Uczennica technikum z Częstochowy zaatakowała młodsze od siebie Ukrainki. Przerażające zachowanie nastolatki
Jest akt oskarżenia sformułowany przez prokuraturę przeciwko 18-letniej obecnie uczennicy technikum z Częstochowy, która w kwietniu zeszłego roku zaatakowała młodsze od siebie dziewczyny z Ukrainy. Jak podaje PAP, nastolatka bez powodu rzuciła się na dwie 15-latki, zadając im ciosy rodem z MMA. Pierwsza z napadniętych 15-latek została uderzona w twarz, natomiast druga była szarpana za włosy, powalona na ziemię oraz skopana w głowę i brzuch.
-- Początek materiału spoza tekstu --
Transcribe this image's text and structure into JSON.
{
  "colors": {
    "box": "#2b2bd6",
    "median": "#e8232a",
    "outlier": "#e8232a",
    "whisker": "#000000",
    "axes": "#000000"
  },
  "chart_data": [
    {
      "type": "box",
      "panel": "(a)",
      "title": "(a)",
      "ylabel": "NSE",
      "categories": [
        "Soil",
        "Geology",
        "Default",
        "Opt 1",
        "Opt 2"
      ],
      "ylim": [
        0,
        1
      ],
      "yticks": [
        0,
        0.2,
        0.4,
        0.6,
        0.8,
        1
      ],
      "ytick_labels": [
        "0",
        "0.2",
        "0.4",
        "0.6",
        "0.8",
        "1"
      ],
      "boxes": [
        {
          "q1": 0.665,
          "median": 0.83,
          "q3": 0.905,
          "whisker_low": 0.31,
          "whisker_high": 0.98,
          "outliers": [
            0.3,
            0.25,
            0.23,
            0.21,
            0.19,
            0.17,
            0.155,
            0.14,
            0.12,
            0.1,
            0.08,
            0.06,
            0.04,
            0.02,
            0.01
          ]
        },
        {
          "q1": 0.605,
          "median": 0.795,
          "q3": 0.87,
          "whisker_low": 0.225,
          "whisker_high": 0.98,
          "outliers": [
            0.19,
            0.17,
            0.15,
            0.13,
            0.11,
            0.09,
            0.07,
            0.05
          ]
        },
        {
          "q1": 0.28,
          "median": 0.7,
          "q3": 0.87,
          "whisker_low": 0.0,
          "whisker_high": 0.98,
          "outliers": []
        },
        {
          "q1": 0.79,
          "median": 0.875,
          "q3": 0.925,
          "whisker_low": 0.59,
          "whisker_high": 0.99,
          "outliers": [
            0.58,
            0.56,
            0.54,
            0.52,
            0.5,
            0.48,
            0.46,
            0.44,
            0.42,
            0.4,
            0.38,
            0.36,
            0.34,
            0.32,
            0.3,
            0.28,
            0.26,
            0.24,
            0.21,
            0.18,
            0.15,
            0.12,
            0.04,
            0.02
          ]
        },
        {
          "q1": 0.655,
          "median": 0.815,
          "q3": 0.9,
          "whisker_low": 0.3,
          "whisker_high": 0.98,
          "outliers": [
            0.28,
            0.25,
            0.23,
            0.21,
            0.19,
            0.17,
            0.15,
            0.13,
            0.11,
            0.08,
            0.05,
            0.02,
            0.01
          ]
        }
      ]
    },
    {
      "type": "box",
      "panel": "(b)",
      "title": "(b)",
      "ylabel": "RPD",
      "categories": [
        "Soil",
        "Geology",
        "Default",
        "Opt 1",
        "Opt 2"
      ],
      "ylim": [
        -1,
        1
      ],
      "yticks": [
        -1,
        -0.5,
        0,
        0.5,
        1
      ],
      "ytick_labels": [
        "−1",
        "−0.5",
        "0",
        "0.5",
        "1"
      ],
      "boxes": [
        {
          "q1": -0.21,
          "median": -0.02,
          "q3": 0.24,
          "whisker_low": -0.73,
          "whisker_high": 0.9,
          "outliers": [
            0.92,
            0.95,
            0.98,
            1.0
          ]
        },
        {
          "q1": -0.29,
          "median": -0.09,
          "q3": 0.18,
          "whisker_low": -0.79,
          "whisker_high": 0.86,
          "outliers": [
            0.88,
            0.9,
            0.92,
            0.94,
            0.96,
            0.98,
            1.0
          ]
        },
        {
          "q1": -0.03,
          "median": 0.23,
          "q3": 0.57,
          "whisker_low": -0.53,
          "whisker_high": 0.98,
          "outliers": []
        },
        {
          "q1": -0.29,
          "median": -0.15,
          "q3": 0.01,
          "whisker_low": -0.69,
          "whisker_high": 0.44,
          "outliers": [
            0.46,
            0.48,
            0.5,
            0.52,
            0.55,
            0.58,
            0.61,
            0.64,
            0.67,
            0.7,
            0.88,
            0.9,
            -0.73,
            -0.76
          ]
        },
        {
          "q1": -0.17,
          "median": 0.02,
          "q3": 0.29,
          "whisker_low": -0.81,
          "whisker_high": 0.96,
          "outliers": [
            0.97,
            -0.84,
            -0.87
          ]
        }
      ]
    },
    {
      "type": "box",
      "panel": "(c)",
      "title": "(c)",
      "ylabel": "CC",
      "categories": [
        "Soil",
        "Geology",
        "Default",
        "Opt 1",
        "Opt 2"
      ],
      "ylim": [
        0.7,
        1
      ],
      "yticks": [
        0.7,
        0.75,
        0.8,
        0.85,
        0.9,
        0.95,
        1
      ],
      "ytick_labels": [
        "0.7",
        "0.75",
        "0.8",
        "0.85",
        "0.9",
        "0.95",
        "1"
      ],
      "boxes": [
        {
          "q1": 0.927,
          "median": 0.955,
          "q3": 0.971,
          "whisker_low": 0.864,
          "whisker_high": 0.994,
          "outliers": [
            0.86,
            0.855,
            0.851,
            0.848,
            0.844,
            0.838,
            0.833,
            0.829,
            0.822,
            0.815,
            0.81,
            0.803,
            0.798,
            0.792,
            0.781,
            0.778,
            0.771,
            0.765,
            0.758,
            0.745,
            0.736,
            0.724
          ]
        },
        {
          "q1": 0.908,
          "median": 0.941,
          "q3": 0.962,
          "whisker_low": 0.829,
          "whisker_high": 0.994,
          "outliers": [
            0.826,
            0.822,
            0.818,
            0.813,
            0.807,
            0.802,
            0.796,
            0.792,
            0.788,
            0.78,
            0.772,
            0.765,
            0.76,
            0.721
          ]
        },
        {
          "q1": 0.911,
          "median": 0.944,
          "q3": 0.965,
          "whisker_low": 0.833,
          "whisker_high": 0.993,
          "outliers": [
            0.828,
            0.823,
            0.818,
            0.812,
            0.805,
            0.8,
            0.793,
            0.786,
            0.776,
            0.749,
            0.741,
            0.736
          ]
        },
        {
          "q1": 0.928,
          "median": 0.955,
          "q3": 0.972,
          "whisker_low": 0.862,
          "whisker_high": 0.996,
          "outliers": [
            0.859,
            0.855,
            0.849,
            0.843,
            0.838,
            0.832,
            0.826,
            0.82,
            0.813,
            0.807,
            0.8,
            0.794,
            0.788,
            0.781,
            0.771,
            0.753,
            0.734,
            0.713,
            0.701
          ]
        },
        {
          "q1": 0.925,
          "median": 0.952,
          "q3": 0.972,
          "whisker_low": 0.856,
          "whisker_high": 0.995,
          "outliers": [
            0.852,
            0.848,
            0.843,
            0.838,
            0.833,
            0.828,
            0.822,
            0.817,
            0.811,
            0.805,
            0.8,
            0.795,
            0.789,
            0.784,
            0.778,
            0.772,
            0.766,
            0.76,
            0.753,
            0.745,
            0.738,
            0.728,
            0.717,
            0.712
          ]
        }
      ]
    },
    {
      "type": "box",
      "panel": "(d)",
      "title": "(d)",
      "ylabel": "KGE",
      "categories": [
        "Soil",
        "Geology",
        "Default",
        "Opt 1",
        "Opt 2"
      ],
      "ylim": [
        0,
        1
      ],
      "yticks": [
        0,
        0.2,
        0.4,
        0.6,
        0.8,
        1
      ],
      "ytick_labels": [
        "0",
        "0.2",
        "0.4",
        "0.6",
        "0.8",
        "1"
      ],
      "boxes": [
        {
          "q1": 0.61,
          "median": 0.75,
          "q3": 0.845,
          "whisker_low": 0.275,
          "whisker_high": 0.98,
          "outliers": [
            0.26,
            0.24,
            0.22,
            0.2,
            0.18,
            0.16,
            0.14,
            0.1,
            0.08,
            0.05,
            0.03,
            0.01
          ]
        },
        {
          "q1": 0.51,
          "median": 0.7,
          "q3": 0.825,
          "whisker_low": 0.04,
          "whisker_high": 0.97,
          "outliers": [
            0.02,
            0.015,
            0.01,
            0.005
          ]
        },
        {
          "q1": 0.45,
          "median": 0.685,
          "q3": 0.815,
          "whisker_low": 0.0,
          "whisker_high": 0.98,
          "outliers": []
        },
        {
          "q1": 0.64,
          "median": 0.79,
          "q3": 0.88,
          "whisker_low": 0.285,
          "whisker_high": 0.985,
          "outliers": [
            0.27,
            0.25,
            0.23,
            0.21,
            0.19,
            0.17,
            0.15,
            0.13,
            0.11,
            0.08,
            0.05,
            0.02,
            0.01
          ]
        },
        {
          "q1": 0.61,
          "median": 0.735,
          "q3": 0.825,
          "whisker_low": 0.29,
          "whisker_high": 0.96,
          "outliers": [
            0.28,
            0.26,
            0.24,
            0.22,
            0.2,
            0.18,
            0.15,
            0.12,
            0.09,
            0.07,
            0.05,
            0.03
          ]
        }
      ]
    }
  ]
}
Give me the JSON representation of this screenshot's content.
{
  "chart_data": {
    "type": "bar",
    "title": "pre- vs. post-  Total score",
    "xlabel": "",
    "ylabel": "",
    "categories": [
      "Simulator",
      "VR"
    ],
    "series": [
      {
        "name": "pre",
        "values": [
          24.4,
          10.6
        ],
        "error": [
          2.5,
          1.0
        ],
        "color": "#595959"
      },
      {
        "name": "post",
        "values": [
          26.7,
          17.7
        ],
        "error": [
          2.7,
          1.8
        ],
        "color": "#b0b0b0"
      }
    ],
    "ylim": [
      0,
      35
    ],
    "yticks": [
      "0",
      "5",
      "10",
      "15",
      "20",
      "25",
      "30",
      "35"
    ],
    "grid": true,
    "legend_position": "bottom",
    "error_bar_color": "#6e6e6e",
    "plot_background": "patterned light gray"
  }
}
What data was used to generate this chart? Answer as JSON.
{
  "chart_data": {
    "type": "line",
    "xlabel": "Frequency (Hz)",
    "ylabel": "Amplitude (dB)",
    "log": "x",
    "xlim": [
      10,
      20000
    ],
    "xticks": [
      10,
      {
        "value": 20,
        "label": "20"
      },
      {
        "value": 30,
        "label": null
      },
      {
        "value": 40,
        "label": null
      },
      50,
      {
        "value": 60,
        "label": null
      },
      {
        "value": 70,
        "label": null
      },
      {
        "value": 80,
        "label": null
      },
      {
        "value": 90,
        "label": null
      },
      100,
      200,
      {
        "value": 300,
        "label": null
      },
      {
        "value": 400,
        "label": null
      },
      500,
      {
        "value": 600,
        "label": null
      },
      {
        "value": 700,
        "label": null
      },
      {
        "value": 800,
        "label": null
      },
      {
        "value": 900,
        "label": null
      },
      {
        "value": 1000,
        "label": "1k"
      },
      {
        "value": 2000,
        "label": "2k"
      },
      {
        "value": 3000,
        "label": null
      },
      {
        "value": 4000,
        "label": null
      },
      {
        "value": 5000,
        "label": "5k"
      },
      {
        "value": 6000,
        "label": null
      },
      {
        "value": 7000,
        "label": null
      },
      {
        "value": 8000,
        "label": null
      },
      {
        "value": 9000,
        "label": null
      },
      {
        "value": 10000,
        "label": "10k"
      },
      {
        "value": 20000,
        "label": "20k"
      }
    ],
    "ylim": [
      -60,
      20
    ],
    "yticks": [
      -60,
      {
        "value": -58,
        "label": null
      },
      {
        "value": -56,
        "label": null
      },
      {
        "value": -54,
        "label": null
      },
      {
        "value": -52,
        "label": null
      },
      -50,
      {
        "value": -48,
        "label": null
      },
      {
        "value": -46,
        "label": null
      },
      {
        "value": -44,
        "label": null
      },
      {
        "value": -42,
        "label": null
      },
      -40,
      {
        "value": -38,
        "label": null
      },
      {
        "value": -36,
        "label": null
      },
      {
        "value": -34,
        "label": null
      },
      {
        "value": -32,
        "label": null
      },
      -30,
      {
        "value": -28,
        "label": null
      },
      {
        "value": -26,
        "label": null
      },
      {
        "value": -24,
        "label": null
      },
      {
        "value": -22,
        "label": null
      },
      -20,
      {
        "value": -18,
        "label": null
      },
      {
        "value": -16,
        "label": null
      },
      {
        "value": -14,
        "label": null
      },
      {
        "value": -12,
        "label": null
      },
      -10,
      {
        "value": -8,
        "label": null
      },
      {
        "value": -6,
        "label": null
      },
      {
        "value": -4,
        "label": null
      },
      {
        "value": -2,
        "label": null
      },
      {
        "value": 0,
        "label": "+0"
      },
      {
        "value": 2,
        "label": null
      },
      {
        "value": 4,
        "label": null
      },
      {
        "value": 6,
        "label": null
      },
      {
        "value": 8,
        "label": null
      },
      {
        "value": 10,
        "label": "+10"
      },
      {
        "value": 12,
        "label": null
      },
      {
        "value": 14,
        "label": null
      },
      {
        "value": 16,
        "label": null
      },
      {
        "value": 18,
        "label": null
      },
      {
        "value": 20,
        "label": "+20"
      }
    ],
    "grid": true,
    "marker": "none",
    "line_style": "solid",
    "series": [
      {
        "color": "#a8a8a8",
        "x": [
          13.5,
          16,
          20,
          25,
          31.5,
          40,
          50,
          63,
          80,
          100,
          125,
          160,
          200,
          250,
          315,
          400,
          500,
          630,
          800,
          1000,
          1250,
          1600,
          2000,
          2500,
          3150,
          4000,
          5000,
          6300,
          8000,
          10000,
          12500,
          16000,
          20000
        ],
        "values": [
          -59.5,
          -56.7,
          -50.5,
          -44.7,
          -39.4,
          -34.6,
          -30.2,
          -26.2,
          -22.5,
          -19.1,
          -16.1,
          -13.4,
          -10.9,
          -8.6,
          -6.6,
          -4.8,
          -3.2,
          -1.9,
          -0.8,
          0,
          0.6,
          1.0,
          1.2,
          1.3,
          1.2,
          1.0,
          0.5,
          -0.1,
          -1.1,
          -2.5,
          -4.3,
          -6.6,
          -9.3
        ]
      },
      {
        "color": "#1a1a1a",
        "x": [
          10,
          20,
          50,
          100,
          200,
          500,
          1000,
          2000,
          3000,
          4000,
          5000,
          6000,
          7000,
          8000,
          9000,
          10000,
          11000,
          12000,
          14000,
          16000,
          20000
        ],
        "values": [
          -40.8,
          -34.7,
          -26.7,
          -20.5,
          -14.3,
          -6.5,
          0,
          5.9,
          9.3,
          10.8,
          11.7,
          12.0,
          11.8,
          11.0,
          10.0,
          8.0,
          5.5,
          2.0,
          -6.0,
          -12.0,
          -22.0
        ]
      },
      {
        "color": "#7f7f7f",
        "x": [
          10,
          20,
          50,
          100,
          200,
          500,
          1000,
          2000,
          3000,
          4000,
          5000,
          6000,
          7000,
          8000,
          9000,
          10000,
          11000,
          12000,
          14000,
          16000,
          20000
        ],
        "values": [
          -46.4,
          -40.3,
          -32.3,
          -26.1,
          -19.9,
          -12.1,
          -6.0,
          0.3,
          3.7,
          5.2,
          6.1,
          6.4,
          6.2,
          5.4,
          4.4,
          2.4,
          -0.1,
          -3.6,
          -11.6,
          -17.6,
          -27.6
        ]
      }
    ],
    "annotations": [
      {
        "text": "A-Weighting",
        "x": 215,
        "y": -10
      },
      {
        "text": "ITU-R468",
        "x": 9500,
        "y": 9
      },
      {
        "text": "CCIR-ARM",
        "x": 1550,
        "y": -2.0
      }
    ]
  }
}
Według ustaleń śledczych dzień po zdarzeniu jedna z pokrzywdzonych zauważyła sprawczynię pobicia na ulicy i poinformowała o tym swoją ciotkę. Dorosła kobieta zapytała wówczas agresorkę, dlaczego dopuściła się tak przerażającej napaści. W odpowiedzi została zwyzywana przez uczennicę i znieważona na tle narodowościowym. Na szczęście kobieta zdążyła zrobić zdjęcie agresorce, dzięki czemu sprawczyni mogła zostać zidentyfikowana.
Dalsza część artykułu znajduje się pod materiałem wideo.
PRZECZYTAJ: Jacek Jaworek nie żyje? "Bez tych leków nie był w stanie przeżyć kilku dni"
- W postępowaniu uczennicy przedstawiono zarzuty popełnienia przestępstw stosowania przemocy wobec obywateli Ukrainy i publicznego ich znieważenia z powodu przynależności narodowej. Jednocześnie prokurator uznał, że przestępstwa te mają charakter chuligański, gdyż sprawca działał publicznie bez powodu, okazując w ten sposób rażące lekceważenie porządku prawnego - powiedział PAP Tomasz Ozimek, rzecznik Prokuratury Okręgowej w Częstochowie.
Jaka kara grozi agresywnej uczennicy?
18-latka przyznała się do zarzucanych jej przestępstw i wyjaśniła, że żałuje swojego postępowania. W przeszłości nie była karana. Za zarzucane czyny młodej kobiecie grozi od 3 miesięcy do 5 lat więzienia. - W przypadku przestępstwa w charakterze chuligańskim sąd wymierza karę w wysokości nie niższej od dolnej granicy zagrożenia ustawowego zwiększonego o połowę. Ponadto warunkowe zawieszenie wykonania kary może nastąpić jedynie w szczególnie uzasadnionych wypadkach - wyjaśnia rzecznik Prokuratury Okręgowej w Częstochowie.